Prendre de la distance avec cette sirène hypnotisante qu’est l’actualité n’est pas chose facile. Interpeller ce réel qui échappe, c’est un luxe que chacun devrait pouvoir se permettre. C’est ce que Hélène Péquignat propose dans son essai, « Du piquant dans les sardines et autres nouvelles philosophiques ».
Ici pas de discours magistraux, mais de courtes histoires narrées à la manière des contes, suivies de quelques réflexions qui prolongent les questions philosophiques précédemment abordées dans la fiction. Inspirées par la vie même des philosophes, les petites intrigues souvent dotées d’humour enseignent non seulement la pensée philosophique mais aussi l’expérience de celui qui l’a mise en mots. Les concepts les plus abstraits s’en trouvent incarnés et vulgarisés avec intelligence et pédagogie. Le lecteur se voit guider dans les méandres d’une science profondément humaine, née dans l’Antiquité et qui, depuis, n’a jamais cessé de créer et d’inventer. Les titres sont de ce point de vue éloquents, du « Cri de la carotte ou les plantes ont-elles une conscience ? » au « Communisme est-il soluble dans le capital », en passant par « La vie oscille-t-elle, comme un pendule, de l’absurde au non-sens ? ».

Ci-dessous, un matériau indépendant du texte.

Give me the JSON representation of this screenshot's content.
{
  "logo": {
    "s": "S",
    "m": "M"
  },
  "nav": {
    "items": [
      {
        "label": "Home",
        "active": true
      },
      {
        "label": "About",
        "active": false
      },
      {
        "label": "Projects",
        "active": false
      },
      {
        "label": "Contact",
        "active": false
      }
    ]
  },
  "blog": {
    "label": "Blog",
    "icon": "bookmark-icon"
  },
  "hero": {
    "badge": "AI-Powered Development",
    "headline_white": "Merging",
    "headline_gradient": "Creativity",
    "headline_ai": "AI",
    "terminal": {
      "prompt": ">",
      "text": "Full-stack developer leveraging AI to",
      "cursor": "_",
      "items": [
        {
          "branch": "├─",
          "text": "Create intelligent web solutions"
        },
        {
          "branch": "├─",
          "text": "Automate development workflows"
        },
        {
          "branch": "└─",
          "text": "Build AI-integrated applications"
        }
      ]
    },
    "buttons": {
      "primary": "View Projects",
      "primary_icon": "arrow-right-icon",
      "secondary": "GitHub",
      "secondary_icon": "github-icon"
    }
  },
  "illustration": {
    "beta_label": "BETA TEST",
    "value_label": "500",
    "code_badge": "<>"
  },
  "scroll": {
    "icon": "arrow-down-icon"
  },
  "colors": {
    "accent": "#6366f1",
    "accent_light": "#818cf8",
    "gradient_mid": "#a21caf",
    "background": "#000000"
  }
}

Didactique, l’essai avance graduellement dans les pensées des classiques Socrate, Platon, Aristote, Diogène, Descartes, Kant, Rousseau, Schopenhauer, et des contemporains, tels Pierre Cassou-Nogues, Matthew Crawford, Nicolas Grimaldi, Michel Henry etc. Les dernières pages renvoient à la métaphysique, et aussi, au rapport de l’être avec la nature. Une réflexion sur le monde comme il pourrait tourner si nous prenions le temps du doute et de l’écoute.
Bien qu’elle ait traversé les siècles sans avoir pris une ride, la philosophie est aujourd’hui menacée par l’espace de plus en plus restreint qui lui est réservé. En France la réforme du ministère de l’éducation nationale envisage de réduire son temps d’enseignement en dernière année de lycée à quatre heures contre huit heures pour les sections littéraires. Est-il bon de laisser la représentation du monde aux seuls discours politiques et commerciaux ? Masquer la réalité n’a jamais aidé à s’émanciper. L’essai de Hélène Péquignat le rappelle et, citant Épictète, il témoigne d’une vertu démocratique : « Tu es citoyen du monde et partie de ce monde, […]. Or de quoi fait profession le citoyen ? De n’avoir aucun intérêt personnel, de ne jamais délibérer comme s’il était isolé, mais d’agir comme le feraient la main ou le pied s’ils pouvaient raisonner et comprendre l’ordre de la nature : ils n’auraient jamais ni aspiration ni désir, sans le rapporter au tout. »
La conclusion renvoie au cynique et subversif Diogène. Pour la connaître, il faudra lire, c’est-à-dire orienter son attention vers ces chemins hasardeux que les philosophes empruntent avec vigilance. Parce que la philosophie est aussi pacifique que mordante, favorisant le débat, ébranlant les certitudes.